The Mississippi Conservative PAC, which backed Cochran, paid the Bickers Group and the Pirouette Co. $44,000 for get-out-the-vote "phone services," the National Review reported, citing documents filed with the Federal Election Commission.
The content of the calls placed on Cochran’s behalf is unknown, but toward the end of the runoff campaign, a recording emerged of a call urging voters to vote for Cochran and accusing the tea party of "disrespectful treatment of the country’s first African-American president."
The Cochran campaign said it had no connection with the call, as did the Mississippi Conservative PAC and Bickers.
"The Cochran supporters’ arrangement with Bickers is especially notable, given the role of racial politicking generally and of one sketchy robo-call in particular that raised the ire of tea party voters as the race drew to a close," National Review noted.
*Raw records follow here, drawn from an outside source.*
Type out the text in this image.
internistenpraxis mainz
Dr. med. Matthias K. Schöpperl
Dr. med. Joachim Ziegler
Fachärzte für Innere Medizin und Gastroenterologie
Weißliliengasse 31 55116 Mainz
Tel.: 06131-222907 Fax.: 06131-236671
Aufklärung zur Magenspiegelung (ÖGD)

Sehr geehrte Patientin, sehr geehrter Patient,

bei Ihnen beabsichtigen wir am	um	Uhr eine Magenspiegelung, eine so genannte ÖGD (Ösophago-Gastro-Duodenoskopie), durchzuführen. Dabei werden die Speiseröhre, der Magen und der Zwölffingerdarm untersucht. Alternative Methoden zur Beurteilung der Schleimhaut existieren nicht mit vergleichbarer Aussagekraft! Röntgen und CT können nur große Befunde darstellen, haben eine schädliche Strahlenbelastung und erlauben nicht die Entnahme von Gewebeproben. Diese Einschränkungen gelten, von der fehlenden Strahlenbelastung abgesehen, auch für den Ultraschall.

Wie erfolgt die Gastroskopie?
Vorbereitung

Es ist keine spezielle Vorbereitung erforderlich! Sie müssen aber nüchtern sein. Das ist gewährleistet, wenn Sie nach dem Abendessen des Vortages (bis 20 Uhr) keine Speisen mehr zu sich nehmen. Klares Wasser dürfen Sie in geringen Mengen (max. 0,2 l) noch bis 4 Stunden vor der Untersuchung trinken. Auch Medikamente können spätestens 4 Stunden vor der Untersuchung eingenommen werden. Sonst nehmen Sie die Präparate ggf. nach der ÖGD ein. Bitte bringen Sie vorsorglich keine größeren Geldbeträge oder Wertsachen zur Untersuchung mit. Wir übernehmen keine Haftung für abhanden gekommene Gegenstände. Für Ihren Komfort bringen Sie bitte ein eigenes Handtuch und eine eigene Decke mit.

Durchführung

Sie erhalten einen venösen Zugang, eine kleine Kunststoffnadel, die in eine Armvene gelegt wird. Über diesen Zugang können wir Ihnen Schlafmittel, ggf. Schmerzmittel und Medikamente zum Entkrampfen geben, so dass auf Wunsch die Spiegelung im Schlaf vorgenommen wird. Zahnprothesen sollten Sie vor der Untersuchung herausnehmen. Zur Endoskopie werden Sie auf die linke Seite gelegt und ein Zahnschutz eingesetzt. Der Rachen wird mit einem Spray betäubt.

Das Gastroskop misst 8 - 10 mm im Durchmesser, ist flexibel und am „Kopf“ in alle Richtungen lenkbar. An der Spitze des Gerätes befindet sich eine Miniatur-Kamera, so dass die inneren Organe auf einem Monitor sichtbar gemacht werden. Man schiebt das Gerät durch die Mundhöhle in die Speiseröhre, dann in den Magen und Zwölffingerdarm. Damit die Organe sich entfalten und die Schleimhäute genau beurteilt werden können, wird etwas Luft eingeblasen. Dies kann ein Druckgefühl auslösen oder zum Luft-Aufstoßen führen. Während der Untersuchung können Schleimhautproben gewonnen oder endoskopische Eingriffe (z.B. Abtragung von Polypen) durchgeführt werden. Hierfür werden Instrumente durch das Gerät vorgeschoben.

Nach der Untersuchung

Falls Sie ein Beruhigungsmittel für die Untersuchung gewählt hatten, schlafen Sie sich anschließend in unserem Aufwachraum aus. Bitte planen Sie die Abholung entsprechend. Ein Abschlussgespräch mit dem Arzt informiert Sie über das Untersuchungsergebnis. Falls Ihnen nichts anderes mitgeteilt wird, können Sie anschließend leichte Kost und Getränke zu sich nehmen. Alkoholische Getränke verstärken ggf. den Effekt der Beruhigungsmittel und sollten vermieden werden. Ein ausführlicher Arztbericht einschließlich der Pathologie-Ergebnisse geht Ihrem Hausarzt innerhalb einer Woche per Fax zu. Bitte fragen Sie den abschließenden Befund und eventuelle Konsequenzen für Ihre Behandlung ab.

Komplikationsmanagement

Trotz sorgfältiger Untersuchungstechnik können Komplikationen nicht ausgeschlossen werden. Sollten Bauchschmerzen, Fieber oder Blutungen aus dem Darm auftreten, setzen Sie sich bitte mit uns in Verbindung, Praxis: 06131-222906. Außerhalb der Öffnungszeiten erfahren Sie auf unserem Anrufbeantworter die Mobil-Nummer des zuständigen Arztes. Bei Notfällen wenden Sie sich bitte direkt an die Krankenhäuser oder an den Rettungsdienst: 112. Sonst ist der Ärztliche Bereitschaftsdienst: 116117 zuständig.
Separately, the Cochran campaign hired Democratic operative James "Scooby Doo" Watson to get volunteers on the ground to turn out black voters, concentrated in the Delta region. The investment looks to have delivered returns as turnout jumped by nearly 40 percent in that area on Tuesday, according to the National Review.
McDaniel, who has
yet to concede the race, says he’s investigating "rampant" voting irregularities and has called on state election officials to release voter data.